Como você chamaria uma mulher que se diz bruxa, cultua particularmente o panteão grego, sem ser helenista e que freqüenta um coven que segue o panteão egípcio?
Uma salada né? Mas esta sou eu. Gosto de pensar no neopaganismo como uma deliciosa salada colorida, com multifaces, com várias possibilidades. O básico é similar: autoconhecimento, despertar do poder interno, culto aos deuses antigos, profundo respeito ao divino feminino e à natureza e, de preferência, leveza e bom humor.
Uma das vantagens que temos ao nosso favor é a quantidade de informação existente sobre os mais diversos panteões e estilos de vida daqueles que nos precederam no culto aos deuses antigos. Podemos escolher quais divindades cultuar, se uma, duas ou várias do mesmo núcleo ou até mesmo de diversos.
Ao pensar neste tema, me lembrei de quando comecei meus estudos sobre bruxaria. Era início da década de 90 e a quantidade de literatura disponível ou pessoas para conversar era pequena. Porém, a liberdade de culto era mais respeitada. De repente, as coisas ficaram mais estruturadas, mais livros à disposição, mais organização de rituais. Eu acho isso tudo excelente. Mais espaço para o neopaganismo é mais do que bom, é nosso direito de culto sendo realizado.
Mas como tudo em nossa vida e crença, há o outro lado.

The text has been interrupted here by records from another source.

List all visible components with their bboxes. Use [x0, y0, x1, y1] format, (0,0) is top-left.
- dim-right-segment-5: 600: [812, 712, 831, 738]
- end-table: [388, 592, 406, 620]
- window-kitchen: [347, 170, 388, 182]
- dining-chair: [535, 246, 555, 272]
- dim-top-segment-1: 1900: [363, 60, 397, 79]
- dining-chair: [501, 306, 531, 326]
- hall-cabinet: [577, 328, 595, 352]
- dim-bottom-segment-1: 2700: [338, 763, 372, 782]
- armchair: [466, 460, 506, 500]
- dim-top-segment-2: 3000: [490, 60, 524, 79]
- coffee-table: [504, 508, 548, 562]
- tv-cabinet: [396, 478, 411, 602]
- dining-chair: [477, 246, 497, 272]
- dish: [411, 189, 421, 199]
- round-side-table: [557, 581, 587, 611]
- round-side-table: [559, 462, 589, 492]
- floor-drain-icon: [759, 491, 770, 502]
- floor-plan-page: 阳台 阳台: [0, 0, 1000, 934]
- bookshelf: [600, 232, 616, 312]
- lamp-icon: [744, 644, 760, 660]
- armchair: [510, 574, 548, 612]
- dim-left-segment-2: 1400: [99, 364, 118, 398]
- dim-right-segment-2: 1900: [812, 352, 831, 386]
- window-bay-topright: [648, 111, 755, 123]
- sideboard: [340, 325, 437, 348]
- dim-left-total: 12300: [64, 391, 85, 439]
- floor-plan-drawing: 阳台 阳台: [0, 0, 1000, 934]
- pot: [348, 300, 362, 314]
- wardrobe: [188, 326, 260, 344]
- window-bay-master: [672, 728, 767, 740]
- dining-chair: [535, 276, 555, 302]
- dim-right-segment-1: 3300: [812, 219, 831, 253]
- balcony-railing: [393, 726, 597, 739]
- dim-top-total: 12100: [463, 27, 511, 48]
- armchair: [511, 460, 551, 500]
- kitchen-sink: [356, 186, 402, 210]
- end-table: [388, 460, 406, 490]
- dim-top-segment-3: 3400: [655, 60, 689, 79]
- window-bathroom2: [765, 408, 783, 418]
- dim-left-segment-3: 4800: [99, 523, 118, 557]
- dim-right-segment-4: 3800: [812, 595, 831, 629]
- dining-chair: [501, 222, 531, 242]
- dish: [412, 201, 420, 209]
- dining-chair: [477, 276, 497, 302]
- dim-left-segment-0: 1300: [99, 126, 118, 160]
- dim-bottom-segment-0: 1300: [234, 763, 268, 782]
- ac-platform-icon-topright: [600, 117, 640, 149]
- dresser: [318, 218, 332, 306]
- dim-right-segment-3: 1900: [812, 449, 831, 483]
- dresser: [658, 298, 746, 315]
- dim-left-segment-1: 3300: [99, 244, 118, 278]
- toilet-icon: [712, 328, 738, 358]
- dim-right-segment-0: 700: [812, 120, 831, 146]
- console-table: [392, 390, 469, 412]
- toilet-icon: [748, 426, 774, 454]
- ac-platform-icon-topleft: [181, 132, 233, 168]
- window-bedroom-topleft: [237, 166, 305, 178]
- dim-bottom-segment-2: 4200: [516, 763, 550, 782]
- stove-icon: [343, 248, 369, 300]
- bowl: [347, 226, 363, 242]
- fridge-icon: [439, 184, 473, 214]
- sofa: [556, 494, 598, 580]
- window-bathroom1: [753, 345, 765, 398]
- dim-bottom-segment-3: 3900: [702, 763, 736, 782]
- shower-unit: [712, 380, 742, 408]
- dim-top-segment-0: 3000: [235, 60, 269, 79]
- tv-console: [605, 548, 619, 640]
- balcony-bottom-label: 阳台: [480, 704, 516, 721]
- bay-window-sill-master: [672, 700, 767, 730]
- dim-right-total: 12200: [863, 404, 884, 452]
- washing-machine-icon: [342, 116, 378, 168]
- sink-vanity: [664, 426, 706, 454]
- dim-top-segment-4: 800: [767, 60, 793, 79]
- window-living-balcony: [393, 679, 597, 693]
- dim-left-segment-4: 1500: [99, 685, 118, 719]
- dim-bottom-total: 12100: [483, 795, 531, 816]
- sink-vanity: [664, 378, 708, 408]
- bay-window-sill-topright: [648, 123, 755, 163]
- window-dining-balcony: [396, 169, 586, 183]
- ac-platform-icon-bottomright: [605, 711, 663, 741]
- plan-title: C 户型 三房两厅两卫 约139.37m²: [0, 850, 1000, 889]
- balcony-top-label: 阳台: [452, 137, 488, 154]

A opção por uma tradição específica, com regras e dogmas preestabelecidos é um dos caminhos a seguir. Mas o que acontece quando um neopagão não quer seguir normas? Problemas? Em primeiro lugar, a falta de um rótulo incomoda. "Ah, mas então você não é wicca, é bruxa!"; "Ah não, se você cultua um casal sagrado e trabalha com a roda do ano, não pode ser chamada de bruxa, porque bruxaria é só a tradicional. Você é wicca!". E por aí segue a tentativa de colocar uma etiquetinha em sua linda e colorida vassoura!
Tais situações vivem ocorrendo por aí. Eu já vi e eu já passei por elas. Há em algumas pessoas a necessidade de colocar vida, amor, crenças e tudo o mais em potinhos coloridos para deixar à vista em prateleiras, prontos para o consumo. Talvez seja assim que a maioria veja a vida e, mesmo quando tenta escapar, muitas vezes procura uma outra forma de adequação. Uma fôrma onde se acomodar.
Acredito que o neopaganismo, em qualquer uma de suas diversas vertentes, seja um dos caminhos espirituais mais difíceis dentre os disponíveis. É algo pessoal, que vai mudar sua vida se você deixar, vai abrir sua percepção para algo maior do que seu cérebro pode encaixar. E tentar moldar isso em uma caixinha pode tirar uma parte do grande barato dessa experiência.
"Fundamentalismo neopagão" é para mim uma das piores coisas possíveis dentro do que nos propomos ao escolher este caminho. Pessoas já torceram o nariz para a forma como eu trabalho e talvez você que me lê faça a mesma coisa. Outras torcem o nariz para quem pensa na coisa toda como uma filosofia de vida e a encaixa em outras crenças.
Não sou contra tradições já existentes, caminhos percorridos por outros. Sou contra formas de controle. Sou contra pessoas que dizem o que é certo ou errado para os outros. Que querem que todos se moldem ao que lhes convém.
Não enxergo o controle como uma forma legítima de se organizar o neopaganismo no Brasil. Não acredito que dizer "ah, você não é um sacerdote porque é autoiniciado", ou qualquer outra dessas famosas frases que ouvimos por aí, ajude alguém a crescer dentro do culto aos deuses antigos.
Seria isso tudo culpa do momento histórico, que compreende uma exacerbada valorização da aparência, em todos os níveis? Será correto formalizar demais o que é essencialmente livre?
Deixo essas questões aqui. E para aqueles que torcem o nariz para a nossa liberdade neopagã, uma grande gargalhada de Uzume!